DISOTHERING AS METHOD (LEH ZO, A ME KE NDE ZA)
DISOTHERING AS METHOD[i] (LEH ZO, A ME KE NDE ZA)
Bonaventure Soh Bejeng Ndikung
“I dislike interviews. I’m often asked the same question: What in your work comes from your own culture? As if I have a recipe and I can actually isolate the Arab ingredient, the woman ingredient, the Palestinian ingredient. People often expect tidy definitions of otherness, as if identity is something fixed and easily definable.” Mona Hatoum, interview with Janine Antoni[ii]
Just in the nick of time when we, by repetition and reiteration, start believing the concepts we have postulated and disseminated; just at that point in time, when we think that the notion of post[1]otherness[iii] —which we have reflected upon for years in reference to that double moment of awareness and transition—begins to actualize, we seem to experience a quake that pushes us to reconsider, but not reject, the paradoxicality of the Post-Other moment,[iv] reconsider who and how one bears historical Othering, reconsider the mechanisms of rendering Other, as well as reconsidering who represents whom or who tries to shape whose future in contemporary societies and discourses.
This quake has spurred on the necessity to drop off prefixes and concentrate on root words. It seems as if, to be able to reconsider, one needs to, at least temporarily, abrogate “Post” to be able to situate “Otherness” within our days’ context. Especially, taking into account that the “Post” in Post-Otherness might be dangling off a cliff, threatening to fall either on the side of the “Post” in “Postcolonial”—which doesn’t imply an aftermath but rather intends to announce a continuity of an era shaped by its colonial past—or drop on the side of “Post-racial”—which tends to be a distraction from metamorphosed formats and technologies of racisms. At any rate, this proposal announces the descaling of the prefix in order to scrutinize “Otherness” properly.
This quake has been prompted by three random observations:
Firstly, if one, even with a minimum of sensitivity, took a glance at some current political headlines, one is likely to hear the reverberations of discourses ranging from building walls to separate nations to discussions of “bad Hombres” and of the Islamization of the Occident. As Sasha Polakow-Suransky puts it:
They (the Right) have effectively claimed the progressive causes of the left – from gay rights to women’s equality and protecting Jews from antisemitism – as their own, by depicting Muslim immigrants as the primary threat to all three groups. As fear of Islam has spread, with their encouragement, they have presented themselves as the only true defenders of western identity and western liberties – the last bulwark protecting a besieged Judeo-Christian civilisation from the barbarians at the gates.[v]

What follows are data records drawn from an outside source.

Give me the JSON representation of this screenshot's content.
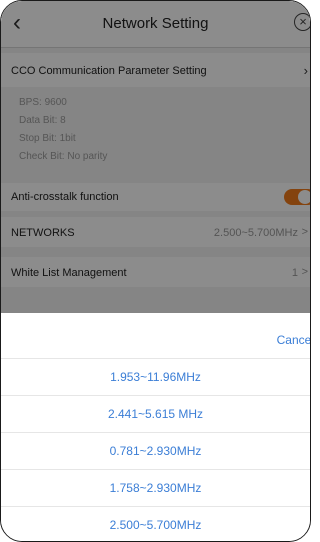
{
  "header": {
    "back_icon": "‹",
    "title": "Network Setting",
    "close_icon": "×"
  },
  "cco": {
    "label": "CCO Communication Parameter Setting",
    "chevron": "›"
  },
  "params": {
    "bps": "BPS: 9600",
    "data_bit": "Data Bit: 8",
    "stop_bit": "Stop Bit: 1bit",
    "check_bit": "Check Bit: No parity"
  },
  "anti_crosstalk": {
    "label": "Anti-crosstalk function",
    "enabled": true
  },
  "networks": {
    "label": "NETWORKS",
    "value": "2.500~5.700MHz",
    "chevron": ">"
  },
  "white_list": {
    "label": "White List Management",
    "value": "1",
    "chevron": ">"
  },
  "sheet": {
    "cancel_label": "Cancel",
    "options": [
      "1.953~11.96MHz",
      "2.441~5.615 MHz",
      "0.781~2.930MHz",
      "1.758~2.930MHz",
      "2.500~5.700MHz"
    ]
  },
  "colors": {
    "accent": "#3b7ed6",
    "toggle": "#f07b1b",
    "dim_overlay": "rgba(0,0,0,0.45)"
  }
}
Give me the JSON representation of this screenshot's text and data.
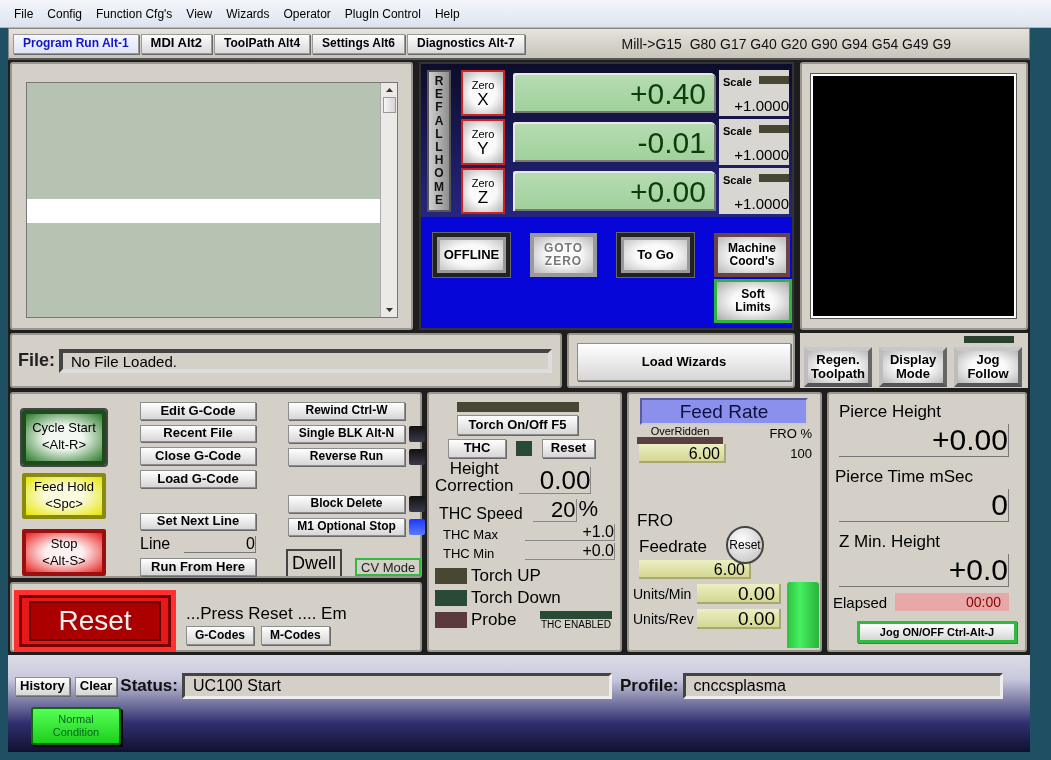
{
  "menu": [
    "File",
    "Config",
    "Function Cfg's",
    "View",
    "Wizards",
    "Operator",
    "PlugIn Control",
    "Help"
  ],
  "tabs": [
    {
      "label": "Program Run Alt-1",
      "selected": true
    },
    {
      "label": "MDI Alt2",
      "selected": false
    },
    {
      "label": "ToolPath Alt4",
      "selected": false
    },
    {
      "label": "Settings Alt6",
      "selected": false
    },
    {
      "label": "Diagnostics Alt-7",
      "selected": false
    }
  ],
  "modal_line": "Mill->G15  G80 G17 G40 G20 G90 G94 G54 G49 G9",
  "dro": {
    "ref_all_home": "REF ALL HOME",
    "axes": [
      {
        "zero": "Zero",
        "axis": "X",
        "value": "+0.40",
        "scale_label": "Scale",
        "scale": "+1.0000",
        "scale_led_on": false
      },
      {
        "zero": "Zero",
        "axis": "Y",
        "value": "-0.01",
        "scale_label": "Scale",
        "scale": "+1.0000",
        "scale_led_on": false
      },
      {
        "zero": "Zero",
        "axis": "Z",
        "value": "+0.00",
        "scale_label": "Scale",
        "scale": "+1.0000",
        "scale_led_on": false
      }
    ],
    "buttons": [
      {
        "label": "OFFLINE",
        "kind": "raised"
      },
      {
        "label": "GOTO\nZERO",
        "kind": "engraved"
      },
      {
        "label": "To Go",
        "kind": "raised"
      },
      {
        "label": "Machine\nCoord's",
        "kind": "framed"
      }
    ],
    "soft_limits": {
      "label": "Soft\nLimits",
      "active": true
    }
  },
  "file": {
    "label": "File:",
    "value": "No File Loaded."
  },
  "load_wizards": "Load Wizards",
  "view": {
    "buttons": [
      "Regen.\nToolpath",
      "Display\nMode",
      "Jog\nFollow"
    ],
    "led_on": false
  },
  "program": {
    "cycle_start": "Cycle Start\n<Alt-R>",
    "feed_hold": "Feed Hold\n<Spc>",
    "stop": "Stop\n<Alt-S>",
    "file_buttons": [
      "Edit G-Code",
      "Recent File",
      "Close G-Code",
      "Load G-Code"
    ],
    "set_next_line": "Set Next Line",
    "line_label": "Line",
    "line_value": "0",
    "run_from_here": "Run From Here",
    "toggles": [
      {
        "label": "Rewind Ctrl-W",
        "kind": "plain"
      },
      {
        "label": "Single BLK Alt-N",
        "kind": "led",
        "led_on": false
      },
      {
        "label": "Reverse Run",
        "kind": "led",
        "led_on": false
      },
      {
        "label": "Block Delete",
        "kind": "led",
        "led_on": false
      },
      {
        "label": "M1 Optional Stop",
        "kind": "led",
        "led_on": true
      }
    ],
    "dwell": {
      "label": "Dwell",
      "active": false
    },
    "cv_mode": {
      "label": "CV Mode",
      "active": true
    }
  },
  "reset": {
    "label": "Reset",
    "message": "...Press Reset .... Em",
    "buttons": [
      "G-Codes",
      "M-Codes"
    ]
  },
  "thc": {
    "torch_led_on": false,
    "torch_button": "Torch On/Off F5",
    "thc_button": "THC",
    "thc_led_on": false,
    "reset_button": "Reset",
    "fields": [
      {
        "label": "Height\nCorrection",
        "value": "0.00",
        "kind": "large"
      },
      {
        "label": "THC Speed",
        "value": "20",
        "unit": "%",
        "kind": "medium"
      },
      {
        "label": "THC Max",
        "value": "+1.0",
        "kind": "small"
      },
      {
        "label": "THC Min",
        "value": "+0.0",
        "kind": "small"
      }
    ],
    "indicators": [
      {
        "label": "Torch UP",
        "on": false
      },
      {
        "label": "Torch Down",
        "on": false
      },
      {
        "label": "Probe",
        "on": false
      }
    ],
    "enabled": {
      "label": "THC ENABLED",
      "on": false
    }
  },
  "feed": {
    "title": "Feed Rate",
    "overridden": {
      "label": "OverRidden",
      "on": false
    },
    "fro_percent_label": "FRO %",
    "programmed": "6.00",
    "fro_value": "100",
    "fro_label": "FRO",
    "reset": "Reset",
    "feedrate_label": "Feedrate",
    "feedrate": "6.00",
    "units_min_label": "Units/Min",
    "units_min": "0.00",
    "units_rev_label": "Units/Rev",
    "units_rev": "0.00",
    "indicator_on": true
  },
  "plasma": {
    "fields": [
      {
        "label": "Pierce Height",
        "value": "+0.00"
      },
      {
        "label": "Pierce Time mSec",
        "value": "0"
      },
      {
        "label": "Z Min. Height",
        "value": "+0.0"
      }
    ],
    "elapsed_label": "Elapsed",
    "elapsed": "00:00",
    "jog_button": {
      "label": "Jog ON/OFF Ctrl-Alt-J",
      "active": true
    }
  },
  "status": {
    "history": "History",
    "clear": "Clear",
    "status_label": "Status:",
    "status": "UC100 Start",
    "profile_label": "Profile:",
    "profile": "cnccsplasma",
    "condition": "Normal\nCondition"
  }
}
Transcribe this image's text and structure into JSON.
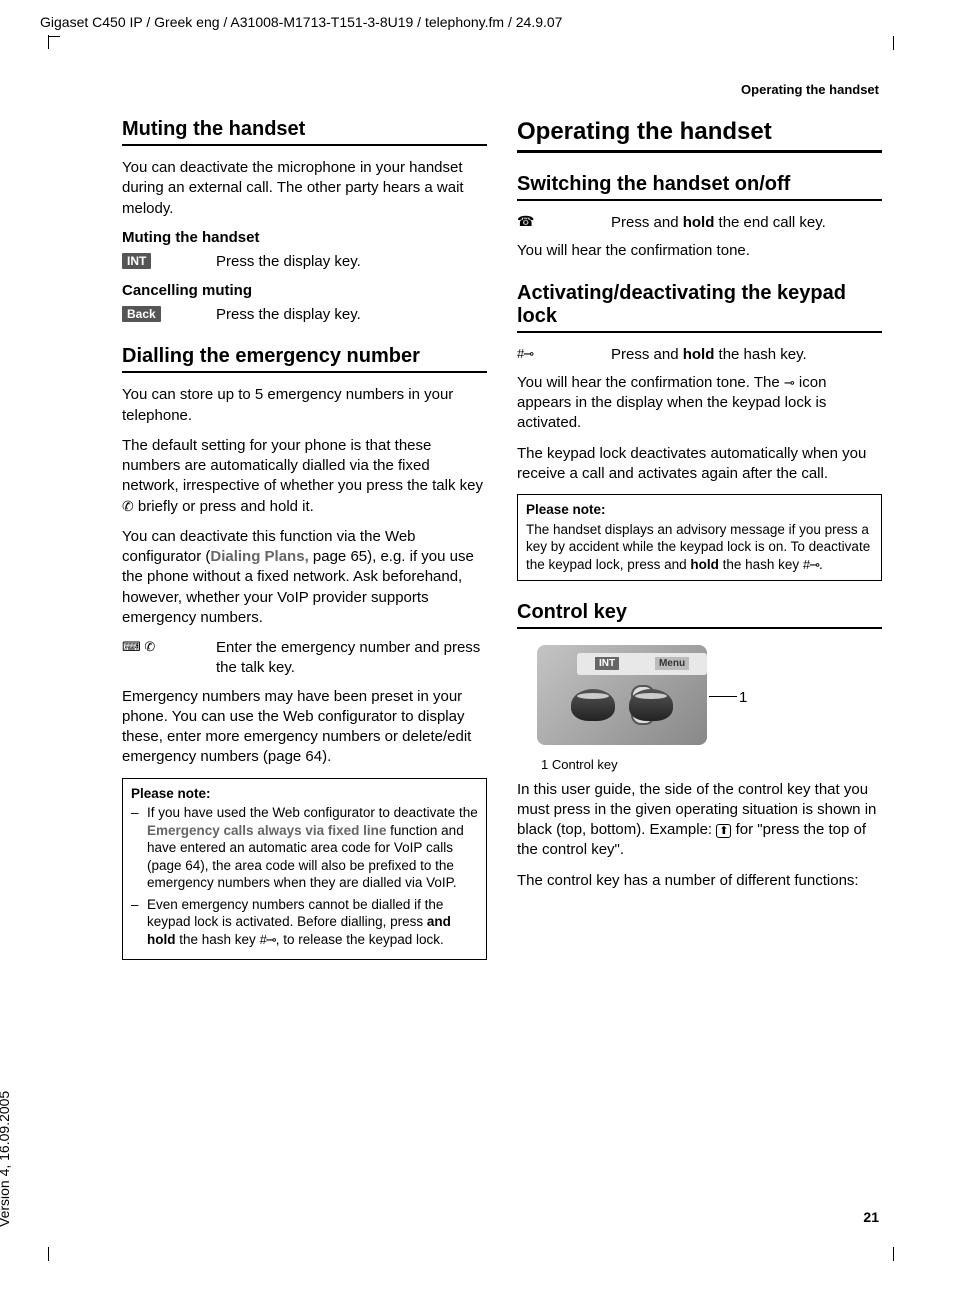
{
  "meta": {
    "top_line": "Gigaset C450 IP / Greek eng / A31008-M1713-T151-3-8U19 / telephony.fm / 24.9.07",
    "version": "Version 4, 16.09.2005",
    "running_header": "Operating the handset",
    "page_number": "21"
  },
  "left": {
    "h_muting": "Muting the handset",
    "p_muting": "You can deactivate the microphone in your handset during an external call. The other party hears a wait melody.",
    "h_muting2": "Muting the handset",
    "int_label": "INT",
    "int_desc": "Press the display key.",
    "h_cancel": "Cancelling muting",
    "back_label": "Back",
    "back_desc": "Press the display key.",
    "h_dial_emerg": "Dialling the emergency number",
    "p_emerg1": "You can store up to 5 emergency numbers in your telephone.",
    "p_emerg2a": "The default setting for your phone is that these numbers are automatically dialled via the fixed network, irrespective of whether you press the talk key ",
    "p_emerg2b": " briefly or press and hold it.",
    "p_emerg3a": "You can deactivate this function via the Web configurator (",
    "dialing_plans": "Dialing Plans,",
    "p_emerg3b": " page 65), e.g. if you use the phone without a fixed network. Ask beforehand, however, whether your VoIP provider supports emergency numbers.",
    "enter_desc": "Enter the emergency number and press the talk key.",
    "p_emerg4": "Emergency numbers may have been preset in your phone. You can use the Web configurator to display these, enter more emergency numbers or delete/edit emergency numbers (page 64).",
    "note_title": "Please note:",
    "note1a": "If you have used the Web configurator to deactivate the ",
    "note1_bold": "Emergency calls always via fixed line",
    "note1b": " function and have entered an automatic area code for VoIP calls (page 64), the area code will also be prefixed to the emergency numbers when they are dialled via VoIP.",
    "note2a": "Even emergency numbers cannot be dialled if the keypad lock is activated. Before dialling, press ",
    "note2_bold": "and hold",
    "note2b": " the hash key ",
    "note2c": ", to release the keypad lock."
  },
  "right": {
    "h_operating": "Operating the handset",
    "h_switching": "Switching the handset on/off",
    "switch_a": "Press and ",
    "switch_hold": "hold",
    "switch_b": " the end call key.",
    "p_switch": "You will hear the confirmation tone.",
    "h_keypad": "Activating/deactivating the keypad lock",
    "keypad_a": "Press and ",
    "keypad_hold": "hold",
    "keypad_b": " the hash key.",
    "p_keypad1a": "You will hear the confirmation tone. The ",
    "p_keypad1b": " icon appears in the display when the keypad lock is activated.",
    "p_keypad2": "The keypad lock deactivates automatically when you receive a call and activates again after the call.",
    "note_title": "Please note:",
    "note_text_a": "The handset displays an advisory message if you press a key by accident while the keypad lock is on. To deactivate the keypad lock, press and ",
    "note_hold": "hold",
    "note_text_b": " the hash key ",
    "note_text_c": ".",
    "h_control": "Control key",
    "ck_int": "INT",
    "ck_menu": "Menu",
    "ck_1": "1",
    "ck_caption": "1 Control key",
    "p_ctrl1a": "In this user guide, the side of the control key that you must press in the given operating situation is shown in black (top, bottom). Example: ",
    "p_ctrl1b": " for \"press the top of the control key\".",
    "p_ctrl2": "The control key has a number of different functions:"
  }
}
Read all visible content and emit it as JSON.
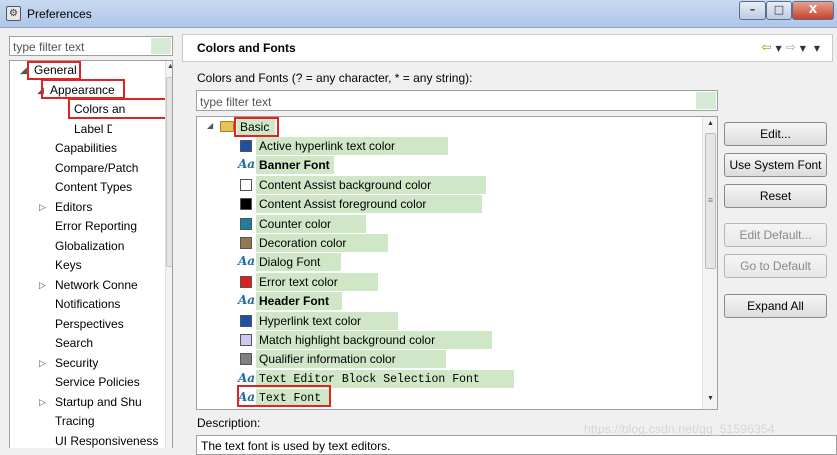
{
  "window": {
    "title": "Preferences",
    "min_label": "–",
    "max_label": "□",
    "close_label": "X"
  },
  "left": {
    "filter_placeholder": "type filter text",
    "tree": [
      {
        "label": "General",
        "twist": "◢"
      },
      {
        "label": "Appearance",
        "twist": "◢"
      },
      {
        "label": "Colors and Fonts"
      },
      {
        "label": "Label Decorations"
      },
      {
        "label": "Capabilities"
      },
      {
        "label": "Compare/Patch"
      },
      {
        "label": "Content Types"
      },
      {
        "label": "Editors",
        "twist": "▷"
      },
      {
        "label": "Error Reporting"
      },
      {
        "label": "Globalization"
      },
      {
        "label": "Keys"
      },
      {
        "label": "Network Connections",
        "twist": "▷"
      },
      {
        "label": "Notifications"
      },
      {
        "label": "Perspectives"
      },
      {
        "label": "Search"
      },
      {
        "label": "Security",
        "twist": "▷"
      },
      {
        "label": "Service Policies"
      },
      {
        "label": "Startup and Shutdown",
        "twist": "▷"
      },
      {
        "label": "Tracing"
      },
      {
        "label": "UI Responsiveness"
      }
    ]
  },
  "right": {
    "header_title": "Colors and Fonts",
    "pattern_hint": "Colors and Fonts (? = any character, * = any string):",
    "filter_placeholder": "type filter text",
    "category": {
      "label": "Basic",
      "twist": "◢"
    },
    "items": [
      {
        "label": "Active hyperlink text color",
        "kind": "color",
        "color": "#1f4fa8"
      },
      {
        "label": "Banner Font",
        "kind": "font",
        "style": "bold"
      },
      {
        "label": "Content Assist background color",
        "kind": "color",
        "color": "#ffffff"
      },
      {
        "label": "Content Assist foreground color",
        "kind": "color",
        "color": "#000000"
      },
      {
        "label": "Counter color",
        "kind": "color",
        "color": "#1e7fa0"
      },
      {
        "label": "Decoration color",
        "kind": "color",
        "color": "#94784e"
      },
      {
        "label": "Dialog Font",
        "kind": "font",
        "style": "normal"
      },
      {
        "label": "Error text color",
        "kind": "color",
        "color": "#e01f1f"
      },
      {
        "label": "Header Font",
        "kind": "font",
        "style": "bold"
      },
      {
        "label": "Hyperlink text color",
        "kind": "color",
        "color": "#1f4fa8"
      },
      {
        "label": "Match highlight background color",
        "kind": "color",
        "color": "#cdc8f0"
      },
      {
        "label": "Qualifier information color",
        "kind": "color",
        "color": "#808080"
      },
      {
        "label": "Text Editor Block Selection Font",
        "kind": "font",
        "style": "mono"
      },
      {
        "label": "Text Font",
        "kind": "font",
        "style": "mono"
      }
    ],
    "buttons": {
      "edit": "Edit...",
      "use_system_font": "Use System Font",
      "reset": "Reset",
      "edit_default": "Edit Default...",
      "go_to_default": "Go to Default",
      "expand_all": "Expand All"
    },
    "description_label": "Description:",
    "description_text": "The text font is used by text editors."
  },
  "watermark": "https://blog.csdn.net/qq_51596354",
  "icons": {
    "font": "Aa",
    "back_arrow": "⇦",
    "forward_arrow": "⇨",
    "dropdown": "▼",
    "folder": "folder-icon"
  }
}
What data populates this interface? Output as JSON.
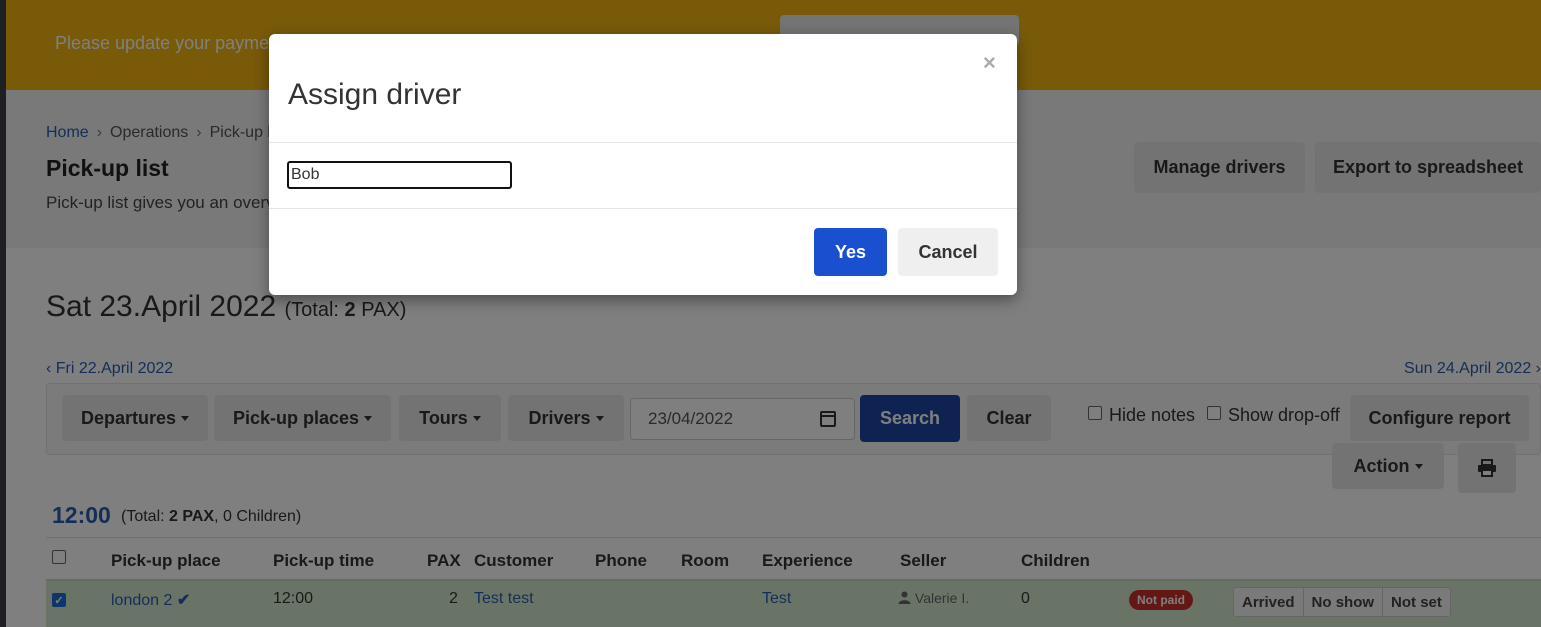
{
  "banner": {
    "text": "Please update your payment"
  },
  "breadcrumb": {
    "home": "Home",
    "operations": "Operations",
    "current": "Pick-up list",
    "separator": "›"
  },
  "page": {
    "title": "Pick-up list",
    "description": "Pick-up list gives you an overview"
  },
  "header_buttons": {
    "manage_drivers": "Manage drivers",
    "export": "Export to spreadsheet"
  },
  "date_header": {
    "date": "Sat 23.April 2022",
    "total_prefix": "(Total: ",
    "total_value": "2",
    "total_suffix": " PAX)"
  },
  "nav": {
    "prev": "‹ Fri 22.April 2022",
    "next": "Sun 24.April 2022 ›"
  },
  "filters": {
    "departures": "Departures",
    "pickup_places": "Pick-up places",
    "tours": "Tours",
    "drivers": "Drivers",
    "date_value": "23/04/2022",
    "search": "Search",
    "clear": "Clear",
    "hide_notes": "Hide notes",
    "show_dropoff": "Show drop-off",
    "configure_report": "Configure report",
    "action": "Action"
  },
  "group": {
    "time": "12:00",
    "total_prefix": "(Total: ",
    "total_pax": "2 PAX",
    "total_suffix": ", 0 Children)"
  },
  "table": {
    "headers": [
      "Pick-up place",
      "Pick-up time",
      "PAX",
      "Customer",
      "Phone",
      "Room",
      "Experience",
      "Seller",
      "Children"
    ],
    "rows": [
      {
        "pickup_place": "london 2",
        "pickup_time": "12:00",
        "pax": "2",
        "customer": "Test test",
        "phone": "",
        "room": "",
        "experience": "Test",
        "seller": "Valerie I.",
        "children": "0",
        "payment_status": "Not paid",
        "actions": [
          "Arrived",
          "No show",
          "Not set"
        ]
      }
    ]
  },
  "modal": {
    "title": "Assign driver",
    "close": "×",
    "input_value": "Bob",
    "yes": "Yes",
    "cancel": "Cancel"
  }
}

This becomes interesting as one observes the efforts of the right to co-opt certain historically “Othered” subjects with their political strategies, brewing new alliances and forging common denominators that were historically regarded as contradictory, while constructing other “Others” upon which long[1]cultivated angst, prejudices, and resentments could be projected. This process should be understood as a cannibalization of “Otherness” and a subsequent regurgitation of “Otherness.”
For some historically “Othered” subjects, the only thing that has changed has been the mechanisms and methodologies through which they are objectified and othered.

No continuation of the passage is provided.